There are many, many more to pick from.  Might be fun to pull these out on a long trip or at the family dinner table for starters.  Or incorporate them into a unit study and see where they take you, kind of like going somewhere without a map.

Good old Amazon to the rescue – happy to report that many of these card packs are available used at greatly reduced prices!

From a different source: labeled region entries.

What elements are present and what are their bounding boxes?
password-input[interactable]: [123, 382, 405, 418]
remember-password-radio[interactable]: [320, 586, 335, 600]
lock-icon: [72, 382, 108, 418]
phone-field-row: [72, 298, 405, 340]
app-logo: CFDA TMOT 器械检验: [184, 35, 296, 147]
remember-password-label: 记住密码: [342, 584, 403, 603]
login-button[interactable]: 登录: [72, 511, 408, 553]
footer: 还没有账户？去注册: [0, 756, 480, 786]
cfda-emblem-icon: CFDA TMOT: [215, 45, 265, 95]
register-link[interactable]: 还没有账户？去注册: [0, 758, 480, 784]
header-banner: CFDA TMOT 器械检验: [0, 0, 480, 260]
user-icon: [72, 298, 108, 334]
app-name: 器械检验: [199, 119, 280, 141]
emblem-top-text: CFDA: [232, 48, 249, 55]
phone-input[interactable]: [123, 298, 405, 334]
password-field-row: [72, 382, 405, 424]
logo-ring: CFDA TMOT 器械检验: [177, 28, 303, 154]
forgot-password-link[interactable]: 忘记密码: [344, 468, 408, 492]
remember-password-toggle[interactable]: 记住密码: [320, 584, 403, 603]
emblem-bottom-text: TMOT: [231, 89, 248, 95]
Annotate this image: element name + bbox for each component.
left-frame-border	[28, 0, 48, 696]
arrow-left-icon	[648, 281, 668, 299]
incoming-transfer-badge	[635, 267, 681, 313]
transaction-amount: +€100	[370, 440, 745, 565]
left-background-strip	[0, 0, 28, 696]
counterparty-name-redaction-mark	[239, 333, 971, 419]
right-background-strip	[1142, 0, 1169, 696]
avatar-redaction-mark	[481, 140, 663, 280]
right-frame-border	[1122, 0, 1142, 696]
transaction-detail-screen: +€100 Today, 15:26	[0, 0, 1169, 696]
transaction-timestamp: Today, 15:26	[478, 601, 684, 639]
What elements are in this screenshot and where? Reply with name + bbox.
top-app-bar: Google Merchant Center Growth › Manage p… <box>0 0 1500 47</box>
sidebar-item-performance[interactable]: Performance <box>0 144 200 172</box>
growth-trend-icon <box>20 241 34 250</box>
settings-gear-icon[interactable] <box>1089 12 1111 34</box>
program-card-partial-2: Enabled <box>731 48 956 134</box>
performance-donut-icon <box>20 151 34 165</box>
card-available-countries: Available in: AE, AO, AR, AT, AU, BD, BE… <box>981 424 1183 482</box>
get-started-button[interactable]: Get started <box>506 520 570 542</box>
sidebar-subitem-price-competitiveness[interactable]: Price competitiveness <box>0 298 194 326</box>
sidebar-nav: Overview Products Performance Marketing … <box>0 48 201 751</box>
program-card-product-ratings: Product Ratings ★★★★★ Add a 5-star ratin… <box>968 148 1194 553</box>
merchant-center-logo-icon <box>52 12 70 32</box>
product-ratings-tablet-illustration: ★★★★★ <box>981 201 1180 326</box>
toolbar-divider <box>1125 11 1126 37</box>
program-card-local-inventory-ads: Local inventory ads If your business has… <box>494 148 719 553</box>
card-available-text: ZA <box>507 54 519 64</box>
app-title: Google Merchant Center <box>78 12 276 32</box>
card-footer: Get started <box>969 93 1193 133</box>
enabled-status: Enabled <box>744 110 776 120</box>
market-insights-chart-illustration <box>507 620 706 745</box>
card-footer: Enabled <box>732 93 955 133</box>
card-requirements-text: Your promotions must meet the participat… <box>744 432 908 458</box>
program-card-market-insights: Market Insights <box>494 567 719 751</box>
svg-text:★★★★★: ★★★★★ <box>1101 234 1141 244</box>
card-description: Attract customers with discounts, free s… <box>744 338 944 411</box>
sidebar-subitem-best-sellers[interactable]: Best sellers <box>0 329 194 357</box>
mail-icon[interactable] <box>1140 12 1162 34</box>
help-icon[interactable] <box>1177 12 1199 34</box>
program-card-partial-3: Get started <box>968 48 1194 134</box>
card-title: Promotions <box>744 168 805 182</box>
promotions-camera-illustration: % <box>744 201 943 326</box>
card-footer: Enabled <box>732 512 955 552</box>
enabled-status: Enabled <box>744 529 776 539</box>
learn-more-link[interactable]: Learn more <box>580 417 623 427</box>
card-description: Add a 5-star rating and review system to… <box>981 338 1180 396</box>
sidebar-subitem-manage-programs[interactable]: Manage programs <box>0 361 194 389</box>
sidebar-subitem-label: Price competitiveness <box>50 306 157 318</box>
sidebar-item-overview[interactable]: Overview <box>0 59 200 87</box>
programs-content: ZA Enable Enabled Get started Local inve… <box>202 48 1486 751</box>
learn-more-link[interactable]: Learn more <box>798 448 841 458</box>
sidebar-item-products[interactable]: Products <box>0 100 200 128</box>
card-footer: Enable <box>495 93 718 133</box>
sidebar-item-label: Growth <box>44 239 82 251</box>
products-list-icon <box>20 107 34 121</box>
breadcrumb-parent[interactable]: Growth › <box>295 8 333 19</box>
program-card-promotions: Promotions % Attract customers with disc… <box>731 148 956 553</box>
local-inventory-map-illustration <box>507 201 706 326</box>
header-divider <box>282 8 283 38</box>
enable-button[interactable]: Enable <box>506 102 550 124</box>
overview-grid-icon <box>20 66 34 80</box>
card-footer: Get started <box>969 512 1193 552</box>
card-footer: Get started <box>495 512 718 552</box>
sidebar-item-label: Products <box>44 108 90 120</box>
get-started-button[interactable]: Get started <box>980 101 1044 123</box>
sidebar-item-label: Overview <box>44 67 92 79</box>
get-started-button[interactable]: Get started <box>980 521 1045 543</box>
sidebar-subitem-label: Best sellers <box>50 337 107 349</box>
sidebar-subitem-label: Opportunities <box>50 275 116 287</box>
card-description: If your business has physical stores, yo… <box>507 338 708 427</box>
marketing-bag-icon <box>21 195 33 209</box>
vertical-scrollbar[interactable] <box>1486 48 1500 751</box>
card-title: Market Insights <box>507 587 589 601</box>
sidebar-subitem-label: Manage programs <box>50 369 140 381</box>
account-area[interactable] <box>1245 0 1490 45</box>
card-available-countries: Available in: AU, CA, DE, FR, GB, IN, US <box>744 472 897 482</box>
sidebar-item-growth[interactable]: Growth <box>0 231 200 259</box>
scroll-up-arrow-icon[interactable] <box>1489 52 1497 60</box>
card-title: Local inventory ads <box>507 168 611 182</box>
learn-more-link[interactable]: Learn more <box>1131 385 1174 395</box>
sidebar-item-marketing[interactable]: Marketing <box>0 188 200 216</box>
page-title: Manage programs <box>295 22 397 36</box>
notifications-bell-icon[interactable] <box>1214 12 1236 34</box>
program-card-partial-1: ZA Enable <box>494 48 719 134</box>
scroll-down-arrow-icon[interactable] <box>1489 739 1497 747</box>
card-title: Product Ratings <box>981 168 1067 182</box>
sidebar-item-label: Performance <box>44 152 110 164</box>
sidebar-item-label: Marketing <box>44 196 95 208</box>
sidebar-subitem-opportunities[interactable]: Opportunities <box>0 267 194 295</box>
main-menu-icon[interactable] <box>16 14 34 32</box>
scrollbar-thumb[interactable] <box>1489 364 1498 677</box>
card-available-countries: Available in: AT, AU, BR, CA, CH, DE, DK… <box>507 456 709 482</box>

“Fish” – A Game to Help Learn About Whales, Dolphins, Sharks and More

We are just beginning a unit study on the above animals, but we are attempting to broaden the scope of the study to include more than just the mammals and fish.  We started out today getting a sense of the ocean, how much of the Earth’s surface it covers, how much fresh water is available, checking out the water cycle, and learning about the ocean floor (the Marianas Trench is 35,000 feet deep!)  Max was impressed that Mt. Everest could be completely submerged in the Marianas Trench.  We are using a book that I picked up at the Shedd Aquarium in Chicago called The Ocean Book:  Aquarium and Seaside Activities and Ideas for All Ages written by the Center for Marine Conservation; by all means, look this one up!  It is very thorough and engaging with many different activities to entice your child.  Sorry that the picture is so small – you can click on it to see the Amazon link. 

We played a game suggested in this book this afternoon called “Fish – A Card Game”.  It’s fun!  Give Max a game and he gets all competitive……… 

In a nutshell, you are playing ‘Go Fish’, but with pictures and words that you choose based on what you are studying.  I took a stack of index cards and cut each card in half.  On one half of the card I drew a picture of say, diatoms or a tail fluke.  On the other half of the card I wrote the corresponding word or term.  Yes, I had to look up what diatoms look like.  I’ll list the words/pictures we used below as these could be easily incorporated into a unit study about the ocean, marine life, marine mammals – whatever!  This is an easy game to apply to any subject and you can make it as easy or difficult as you wish.  I threw in some more difficult terms along with some very simple ones just to get us going.

To play:  deal each player four cards and well, play with the object of matching up pictures to words.  Go Fish!  Winner has the most pairs.

These are the terms we used:

algae, Nansen bottle, nautilus, trilobite, diatoms, shrimp, baleen plates, Humpback whale, Marianas Trench, jellyfish, Cetacea, sea urchin, Indian, Pacific, Atlantic Ocean, manta ray, sea anemone, lateral line, kelp, mermaid, coral reef, flippers, oil platform, octopus, dorsal fin, caudal fin, tail fluke, echolocation, harbor, wet suit, sea monster, eel, waves, Moby Dick, supertanker, oyster, starfish, submarine, oceanographer, pectoral fins, squid – etc, etc, etc – use your imagination and your research resources to pull terms.